Sur le chemin de halage de la Saône, la passerelle de Cormoranche-sur-Saône (Ain) enjambe un méandre de la rivière bordé d’une belle végétation pour s’insérer avec délicatesse dans un cadre bucolique. Une réussite qui a valu à cette réalisation livrée en juin 2025 d’être distinguée par le prix de l’Équerre d’argent 2025 (catégorie « Infrastructures et ouvrages d’art »).
Un lien fort avec le paysage
Pour l’architecte Thomas Motrieux, cofondateur de l’agence Atelier Tropisme Mécanique en charge du projet, « l’idée n’était pas de repartir de zéro sur ce site où avait déjà été bâti un ancien pont en bois, mais de garder un lien fort avec le paysage en valorisant l’existant ». Cette passerelle cyclo-piétonne voulue par la Communauté de communes de la Veyle, à laquelle appartient Cormoranche-sur-Saône, repose ainsi sur des appuis en maçonnerie de pierres du début du XXe siècle, qui ont été ceinturés d’enrochements afin de stabiliser l’ensemble.
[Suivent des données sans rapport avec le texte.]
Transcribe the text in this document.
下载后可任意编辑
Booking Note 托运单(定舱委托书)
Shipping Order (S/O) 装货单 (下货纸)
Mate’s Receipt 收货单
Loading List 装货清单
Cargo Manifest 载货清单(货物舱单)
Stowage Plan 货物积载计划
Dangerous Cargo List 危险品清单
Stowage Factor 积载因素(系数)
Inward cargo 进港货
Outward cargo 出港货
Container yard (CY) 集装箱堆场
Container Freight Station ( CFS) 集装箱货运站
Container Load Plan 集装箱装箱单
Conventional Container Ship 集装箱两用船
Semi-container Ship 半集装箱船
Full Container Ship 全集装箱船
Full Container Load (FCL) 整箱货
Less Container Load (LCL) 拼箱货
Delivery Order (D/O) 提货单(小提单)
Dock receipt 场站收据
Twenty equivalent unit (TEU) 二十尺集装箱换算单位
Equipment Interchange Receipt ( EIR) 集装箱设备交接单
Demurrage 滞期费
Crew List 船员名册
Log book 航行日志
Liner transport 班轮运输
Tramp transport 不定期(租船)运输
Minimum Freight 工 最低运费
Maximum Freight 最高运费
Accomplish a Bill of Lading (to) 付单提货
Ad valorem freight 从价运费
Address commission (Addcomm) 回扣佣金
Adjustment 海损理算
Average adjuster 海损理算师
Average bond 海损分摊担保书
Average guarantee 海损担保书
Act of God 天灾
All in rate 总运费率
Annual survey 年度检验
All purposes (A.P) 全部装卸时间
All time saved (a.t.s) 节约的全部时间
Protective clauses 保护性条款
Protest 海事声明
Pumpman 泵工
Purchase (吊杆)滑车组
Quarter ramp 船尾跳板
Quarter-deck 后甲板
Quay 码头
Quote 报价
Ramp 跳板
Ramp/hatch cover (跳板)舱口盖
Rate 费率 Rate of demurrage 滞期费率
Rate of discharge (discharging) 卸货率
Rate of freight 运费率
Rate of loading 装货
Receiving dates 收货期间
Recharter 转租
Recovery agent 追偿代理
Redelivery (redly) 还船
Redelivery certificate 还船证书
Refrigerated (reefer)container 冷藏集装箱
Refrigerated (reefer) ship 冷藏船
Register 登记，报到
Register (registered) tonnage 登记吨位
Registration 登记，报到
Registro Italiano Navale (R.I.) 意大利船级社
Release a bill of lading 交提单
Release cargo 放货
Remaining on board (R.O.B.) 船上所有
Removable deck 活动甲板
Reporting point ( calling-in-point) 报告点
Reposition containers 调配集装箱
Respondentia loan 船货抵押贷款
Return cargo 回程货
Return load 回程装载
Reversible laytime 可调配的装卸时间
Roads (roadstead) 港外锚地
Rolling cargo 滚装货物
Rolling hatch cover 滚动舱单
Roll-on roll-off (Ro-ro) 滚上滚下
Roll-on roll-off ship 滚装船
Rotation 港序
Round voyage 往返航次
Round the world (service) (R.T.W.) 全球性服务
Sur le plan esthétique, la structure affiche une élégante couleur vert de gris teintée dans la masse du béton, ainsi que des modénatures rectangulaires en élévation, référence assumée aux passerelles de style Art déco présentes dans le parc du château voisin de Pont-de-Veyle, principale municipalité de la communauté de communes.
Un béton souple et robuste à la fois
L’innovation est aussi de la partie pour rendre concrète une écriture architecturale très simple. « La passerelle se présente comme un objet structurel unique : il n’y a ni garde-corps rapportés ni éléments mécaniques apparents. L’ensemble est conçu comme une seule pièce déposée dans le paysage, souligne Thomas Motrieux. Le choix a donc été fait de préfabriquer en usine des poutres latérales en béton fibré à ultra hautes performances (BFUP) de 11 mètres de long sur 2,7 de large, qui ont ensuite été grutées en une seule pièce avec le platelage. Ce monolithe constitue à la fois la structure et le tablier. »
Sur ce site régulièrement inondé lors des crues de la Saône, le choix de ce matériau permet d’augmenter la durabilité. « Cet ouvrage d’un seul tenant demande beaucoup moins d’entretien. Il est également capable de bien mieux résister aux branches et autres embâcles charriés lors des inondations qu’une passerelle en acier ou en béton classique. Il est enfin beaucoup plus étanche car la taille des granulats, d’à peine trois millimètres, est dix fois plus petite que dans un béton classique », note l’architecte.
Structure ultrafine
Réaliser une passerelle d’une taille aussi modeste en BFUP est peu fréquent, ce qui fait de ce projet un défi technique. « Nous avons dû passer par une phase d’essais et de mise au point sur la formulation du béton et la conception de l’ouvrage », se souvient Thomas Motrieux. Le coût du BFUP n’a pas non plus constitué un obstacle insurmontable pour ce programme au budget modeste : « Nous avons choisi le BFUP car il peut être fortement compressé. Cette caractéristique permet des structures très fines (de 3 à 11 centimètres avec une moyenne d’environ 5) et donc une consommation moindre de matière. Et la préfabrication permet de limiter les pertes de matière. Au total, la quantité utilisée n’est que de 3 m3 environ. »
Dernière qualité du BFUP ? Son moindre impact environnemental : environ 60 % d’émissions de CO₂ en moins par rapport à une passerelle équivalente en acier et jusqu’à 85 % par rapport à l’aluminium. L’objectif de proposer une solution innovante mais économiquement réaliste pour un projet de petite taille est pleinement atteint.